JERUSALEM (JTA) — An Israeli human rights group says Israeli security has increased its interrogations of Palestinians seeking to leave Gaza for medical care.
Physicians for Human Rights-Israel provided its data in a report released Monday to the United Nations Committee Against Torture in Geneva.
Israel is scheduled to appear before the committee for a regular periodic review on Tuesday and Wednesday, one of seven countries under review this year.
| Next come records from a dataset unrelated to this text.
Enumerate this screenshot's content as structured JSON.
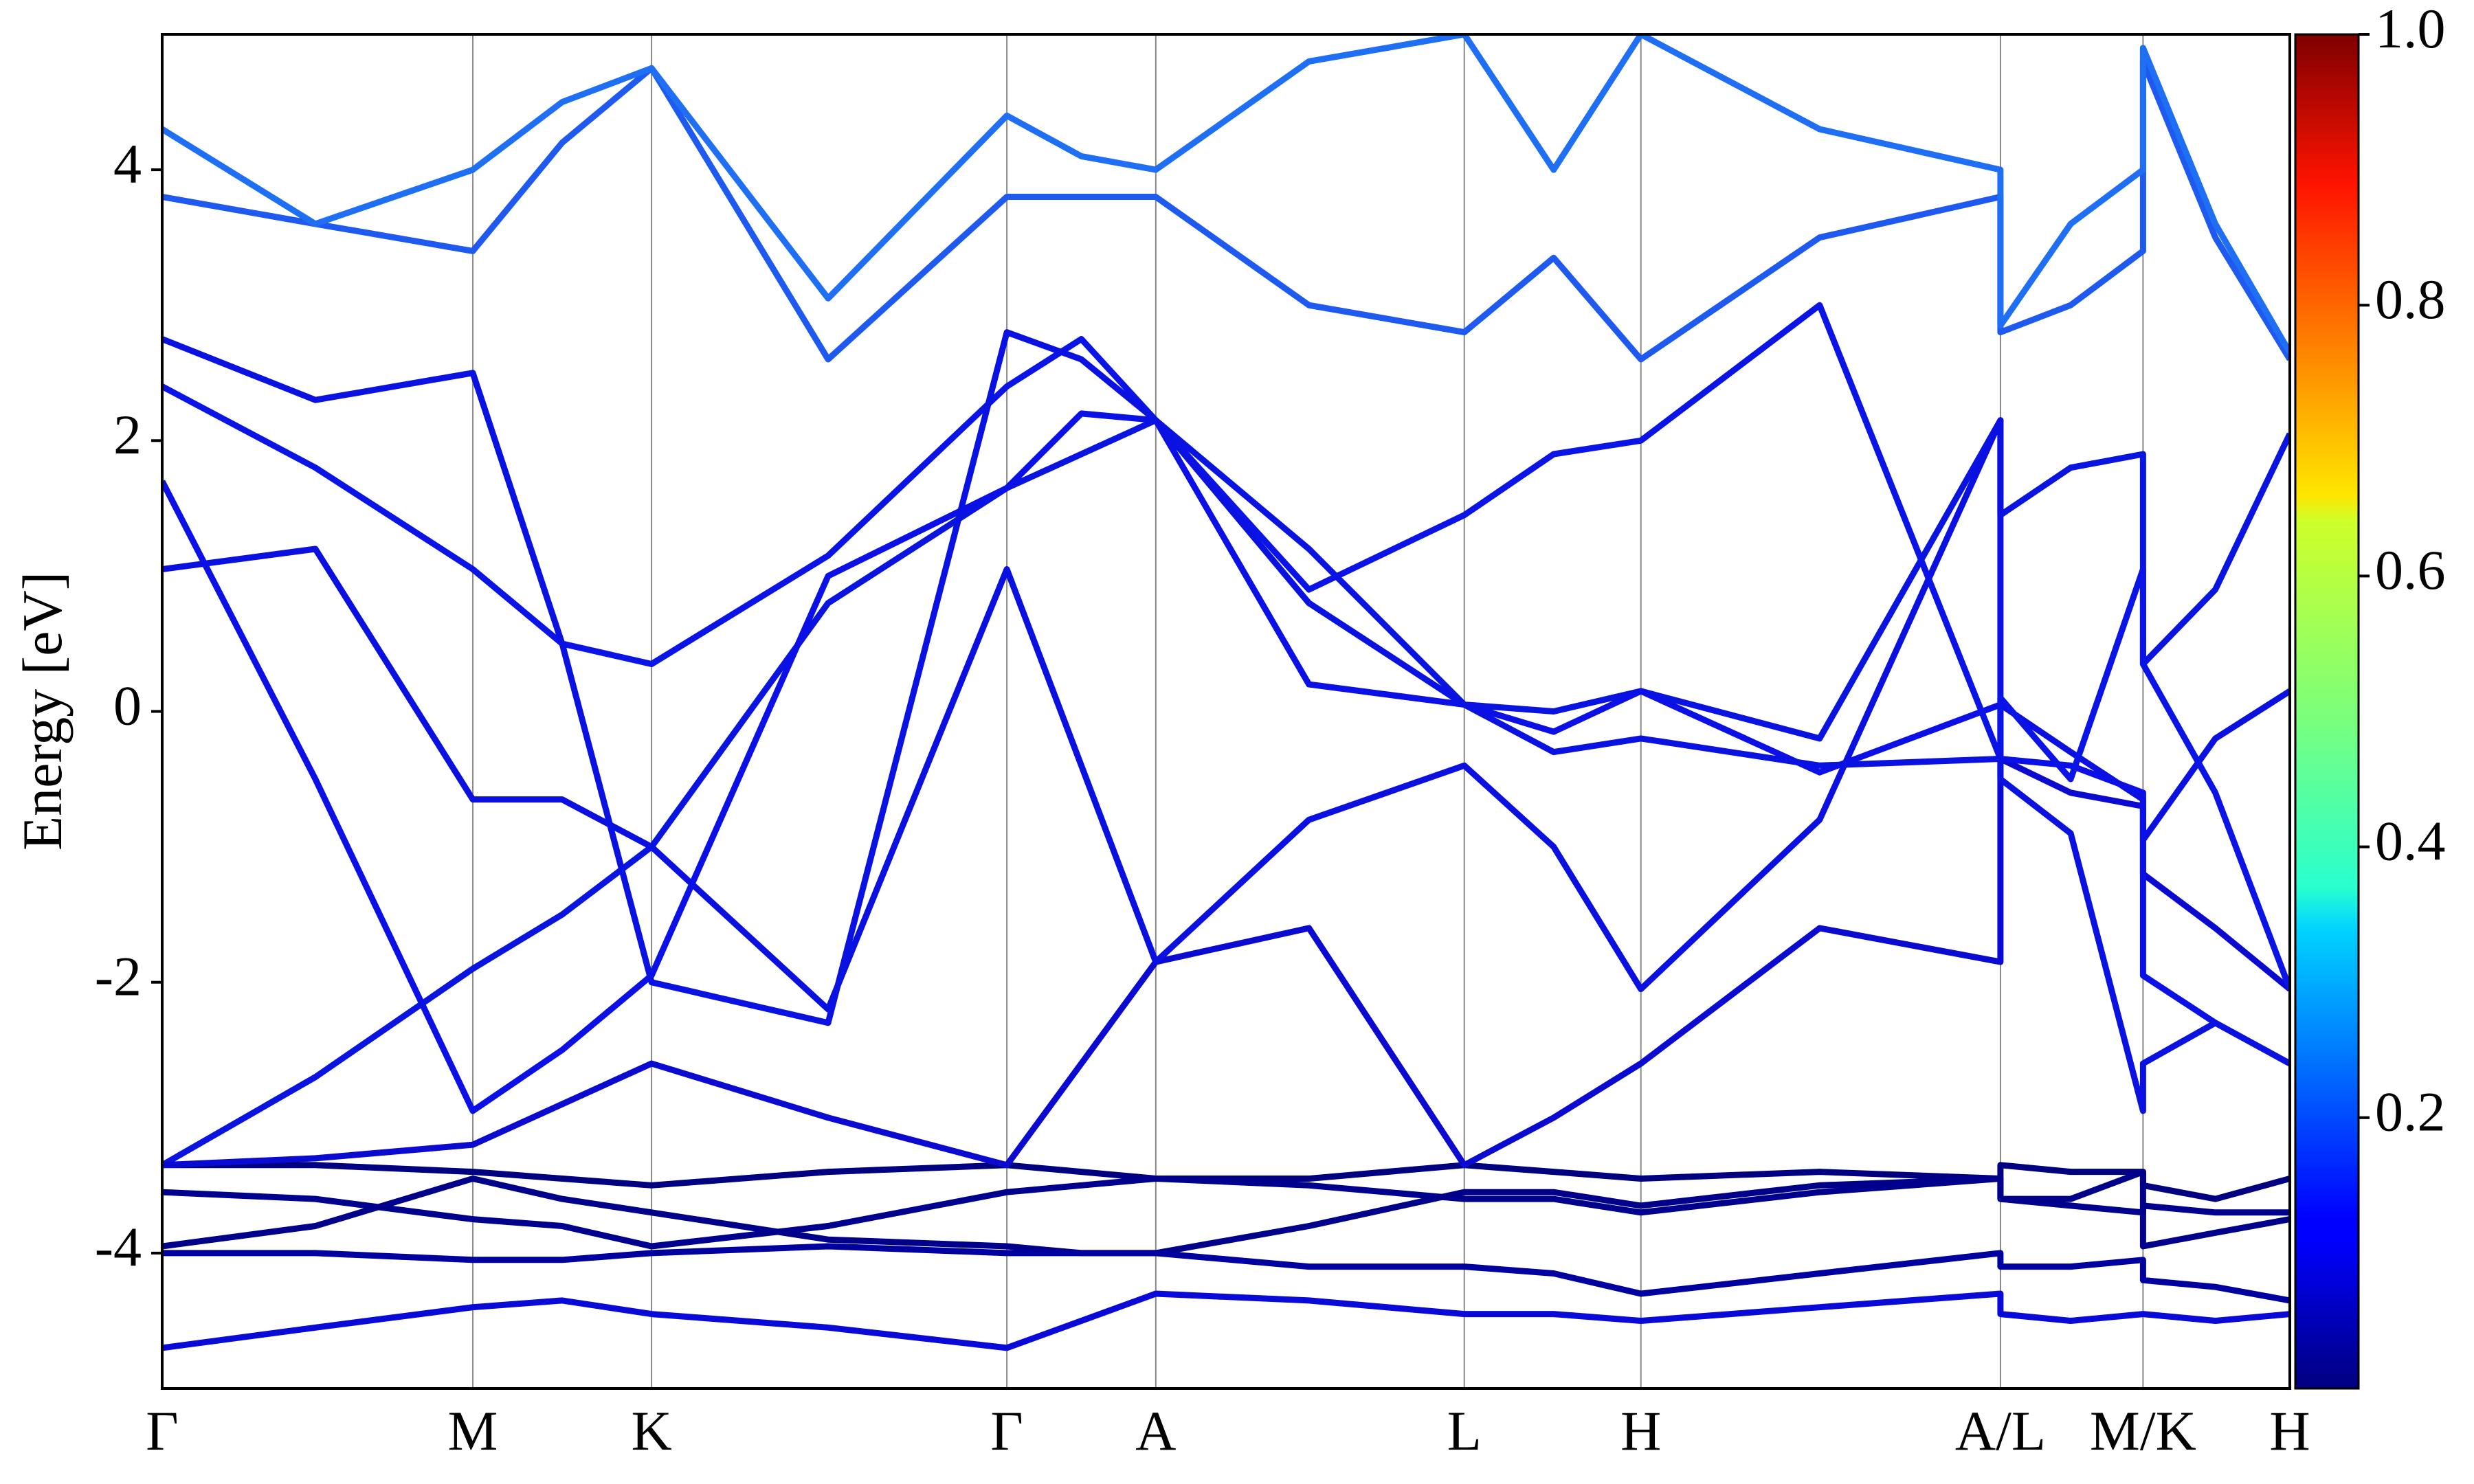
{
  "chart_data": {
    "type": "line",
    "ylabel": "Energy [eV]",
    "xlim": [
      0,
      1
    ],
    "ylim": [
      -5,
      5
    ],
    "yticks": [
      -4,
      -2,
      0,
      2,
      4
    ],
    "xticks": [
      {
        "value": 0,
        "label": "Γ"
      },
      {
        "value": 0.146,
        "label": "M"
      },
      {
        "value": 0.23,
        "label": "K"
      },
      {
        "value": 0.397,
        "label": "Γ"
      },
      {
        "value": 0.467,
        "label": "A"
      },
      {
        "value": 0.612,
        "label": "L"
      },
      {
        "value": 0.695,
        "label": "H"
      },
      {
        "value": 0.864,
        "label": "A/L"
      },
      {
        "value": 0.931,
        "label": "M/K"
      },
      {
        "value": 1,
        "label": "H"
      }
    ],
    "x": [
      0,
      0.072,
      0.146,
      0.188,
      0.23,
      0.313,
      0.397,
      0.432,
      0.467,
      0.539,
      0.612,
      0.654,
      0.695,
      0.779,
      0.864,
      0.864,
      0.897,
      0.931,
      0.931,
      0.965,
      1
    ],
    "series": [
      {
        "color": "#000080",
        "values": [
          -3.35,
          -3.35,
          -3.4,
          -3.45,
          -3.5,
          -3.4,
          -3.35,
          -3.4,
          -3.45,
          -3.45,
          -3.35,
          -3.4,
          -3.45,
          -3.4,
          -3.45,
          -3.35,
          -3.4,
          -3.4,
          -3.5,
          -3.6,
          -3.45
        ]
      },
      {
        "color": "#00008f",
        "values": [
          -3.55,
          -3.6,
          -3.75,
          -3.8,
          -3.95,
          -3.8,
          -3.55,
          -3.5,
          -3.45,
          -3.5,
          -3.6,
          -3.6,
          -3.7,
          -3.55,
          -3.45,
          -3.6,
          -3.65,
          -3.7,
          -3.65,
          -3.7,
          -3.7
        ]
      },
      {
        "color": "#00008a",
        "values": [
          -3.95,
          -3.8,
          -3.45,
          -3.6,
          -3.7,
          -3.9,
          -3.95,
          -4.0,
          -4.0,
          -3.8,
          -3.55,
          -3.55,
          -3.65,
          -3.5,
          -3.45,
          -3.6,
          -3.6,
          -3.4,
          -3.95,
          -3.85,
          -3.75
        ]
      },
      {
        "color": "#0000a0",
        "values": [
          -4.0,
          -4.0,
          -4.05,
          -4.05,
          -4.0,
          -3.95,
          -4.0,
          -4.0,
          -4.0,
          -4.1,
          -4.1,
          -4.15,
          -4.3,
          -4.15,
          -4.0,
          -4.1,
          -4.1,
          -4.05,
          -4.2,
          -4.25,
          -4.35
        ]
      },
      {
        "color": "#0a0ad8",
        "values": [
          -4.7,
          -4.55,
          -4.4,
          -4.35,
          -4.45,
          -4.55,
          -4.7,
          -4.5,
          -4.3,
          -4.35,
          -4.45,
          -4.45,
          -4.5,
          -4.4,
          -4.3,
          -4.45,
          -4.5,
          -4.45,
          -4.45,
          -4.5,
          -4.45
        ]
      },
      {
        "color": "#0a14e0",
        "values": [
          -3.35,
          -2.7,
          -1.9,
          -1.5,
          -1.0,
          0.8,
          1.65,
          1.9,
          2.15,
          1.2,
          0.05,
          0.0,
          0.15,
          -0.2,
          2.15,
          1.45,
          1.8,
          1.9,
          0.35,
          0.9,
          2.05
        ]
      },
      {
        "color": "#0a0ad0",
        "values": [
          -3.35,
          -3.3,
          -3.2,
          -2.9,
          -2.6,
          -3.0,
          -3.35,
          -2.6,
          -1.85,
          -1.6,
          -3.35,
          -3.0,
          -2.6,
          -1.6,
          -1.85,
          -0.35,
          -0.6,
          -0.7,
          -1.2,
          -1.6,
          -2.05
        ]
      },
      {
        "color": "#0a10e0",
        "values": [
          1.05,
          1.2,
          -0.65,
          -0.65,
          -1.0,
          -2.2,
          1.05,
          -0.4,
          -1.85,
          -0.8,
          -0.4,
          -1.0,
          -2.05,
          -0.8,
          2.15,
          0.05,
          -0.3,
          -0.65,
          -0.95,
          -0.2,
          0.15
        ]
      },
      {
        "color": "#0a10e6",
        "values": [
          1.7,
          -0.5,
          -2.95,
          -2.5,
          -1.95,
          1.0,
          1.65,
          2.2,
          2.15,
          0.2,
          0.05,
          -0.15,
          0.15,
          -0.45,
          0.05,
          -0.35,
          -0.4,
          -0.6,
          -1.95,
          -2.3,
          -2.6
        ]
      },
      {
        "color": "#0a14e6",
        "values": [
          2.4,
          1.8,
          1.05,
          0.5,
          0.35,
          1.15,
          2.4,
          2.75,
          2.15,
          0.9,
          1.45,
          1.9,
          2.0,
          3.0,
          -0.35,
          0.1,
          -0.5,
          1.05,
          0.35,
          -0.6,
          -2.05
        ]
      },
      {
        "color": "#0a12e2",
        "values": [
          2.75,
          2.3,
          2.5,
          0.5,
          -2.0,
          -2.3,
          2.8,
          2.6,
          2.15,
          0.8,
          0.05,
          -0.3,
          -0.2,
          -0.4,
          -0.35,
          -0.5,
          -0.9,
          -2.95,
          -2.6,
          -2.3,
          -2.6
        ]
      },
      {
        "color": "#1e5af0",
        "values": [
          3.8,
          3.6,
          3.4,
          4.2,
          4.75,
          2.6,
          3.8,
          3.8,
          3.8,
          3.0,
          2.8,
          3.35,
          2.6,
          3.5,
          3.8,
          2.8,
          3.0,
          3.4,
          4.8,
          3.5,
          2.6
        ]
      },
      {
        "color": "#1f6ff5",
        "values": [
          4.3,
          3.6,
          4.0,
          4.5,
          4.75,
          3.05,
          4.4,
          4.1,
          4.0,
          4.8,
          5,
          4.0,
          5,
          4.3,
          4.0,
          2.85,
          3.6,
          4.0,
          4.9,
          3.6,
          2.65
        ]
      }
    ],
    "colorbar": {
      "colormap": "jet",
      "lim": [
        0,
        1
      ],
      "ticks": [
        0.2,
        0.4,
        0.6,
        0.8,
        {
          "value": 1,
          "label": "1.0"
        }
      ]
    }
  }
}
At least eight groups, including B’Tselem, Hamoked Center for the Defense of the Individual, Physicians for Human Rights and Amnesty International provided reports on Israel’s violations.
The physicians group also charges in its report that the Shin Bet security service has interrogated minors; photographed patients against their will; detained patients for undisclosed periods of time for interrogation; implemented interrogations without prior notice; harassed, accused, cursed and intimidated patients during interrogations; and returned to Gaza without a permit to exit for medical treatment patients who did not cooperate.
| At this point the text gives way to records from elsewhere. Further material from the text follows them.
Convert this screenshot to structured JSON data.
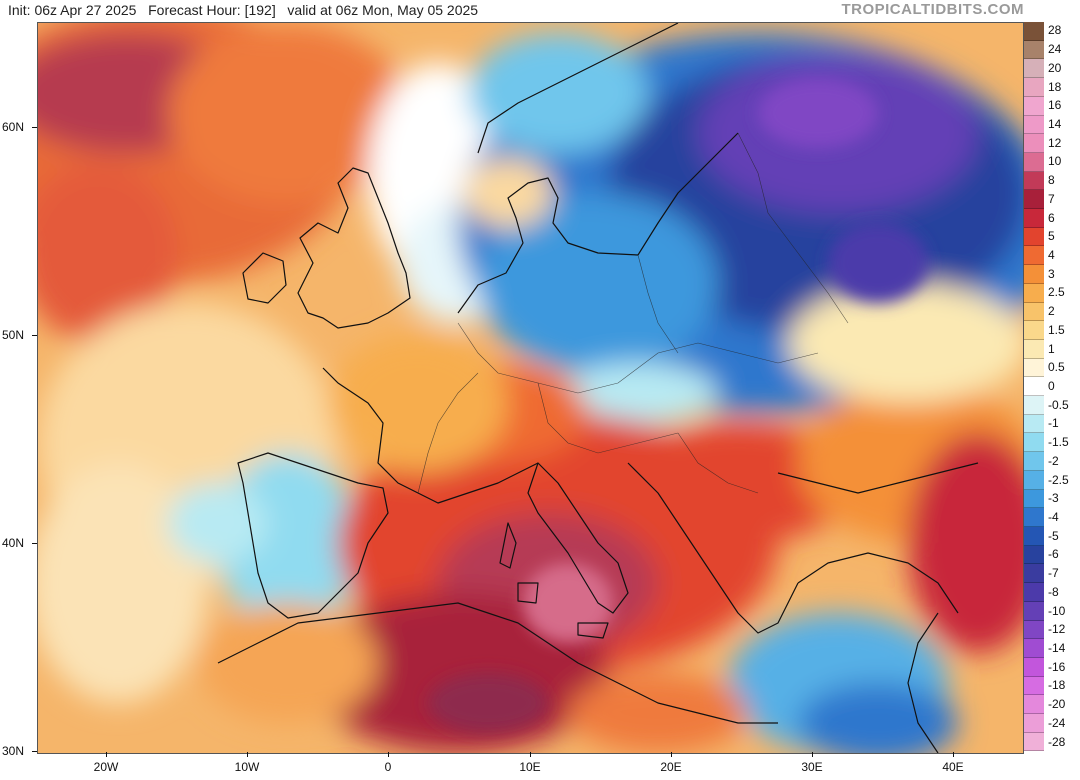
{
  "header": {
    "init": "Init: 06z Apr 27 2025",
    "forecast_hour": "Forecast Hour: [192]",
    "valid": "valid at 06z Mon, May 05 2025"
  },
  "brand": "TROPICALTIDBITS.COM",
  "axes": {
    "lat_labels": [
      "60N",
      "50N",
      "40N",
      "30N"
    ],
    "lon_labels": [
      "20W",
      "10W",
      "0",
      "10E",
      "20E",
      "30E",
      "40E"
    ]
  },
  "colorbar": {
    "labels": [
      "28",
      "24",
      "20",
      "18",
      "16",
      "14",
      "12",
      "10",
      "8",
      "7",
      "6",
      "5",
      "4",
      "3",
      "2.5",
      "2",
      "1.5",
      "1",
      "0.5",
      "0",
      "-0.5",
      "-1",
      "-1.5",
      "-2",
      "-2.5",
      "-3",
      "-4",
      "-5",
      "-6",
      "-7",
      "-8",
      "-10",
      "-12",
      "-14",
      "-16",
      "-18",
      "-20",
      "-24",
      "-28"
    ],
    "colors": [
      "#7a5238",
      "#a8826a",
      "#d6b0b8",
      "#e8a6c0",
      "#f0a6cf",
      "#ee9ac8",
      "#ec8fbb",
      "#dc6c92",
      "#c23a58",
      "#a8203a",
      "#c8283a",
      "#e2442e",
      "#ef6a32",
      "#f49038",
      "#f7ad4d",
      "#f8c36a",
      "#fad88b",
      "#fbe9b3",
      "#fff4d8",
      "#ffffff",
      "#ddf4f6",
      "#b8eaf3",
      "#90dbf0",
      "#70c6ec",
      "#56b0e6",
      "#3d98dd",
      "#2f77cd",
      "#2456b4",
      "#28429e",
      "#3a3c9f",
      "#4c3aaa",
      "#6440b6",
      "#8046c4",
      "#a04cd2",
      "#c256dc",
      "#d66ce2",
      "#e488dc",
      "#ec9ed8",
      "#f0b0d8"
    ]
  }
}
The report states that between January 2008 and March 2009, at least 438 patients were interrogated at the Erez Crossing as a precondition for receiving an exit permit for medical care. In January, 17 percent of all applicants were interrogated; in January 2008 the number was 1.45 percent.
“It is incredibly dangerous for any democratic nation when a secret agency known to use unorthodox methods is allowed to operate without proper supervision or criticism," said Hadas Ziv, the physicians group’s director. "The silence of the High Court of Justice, the legal adviser to the government and other official bodies implicates them as partners to the Shin Bet’s cynical use of patients.”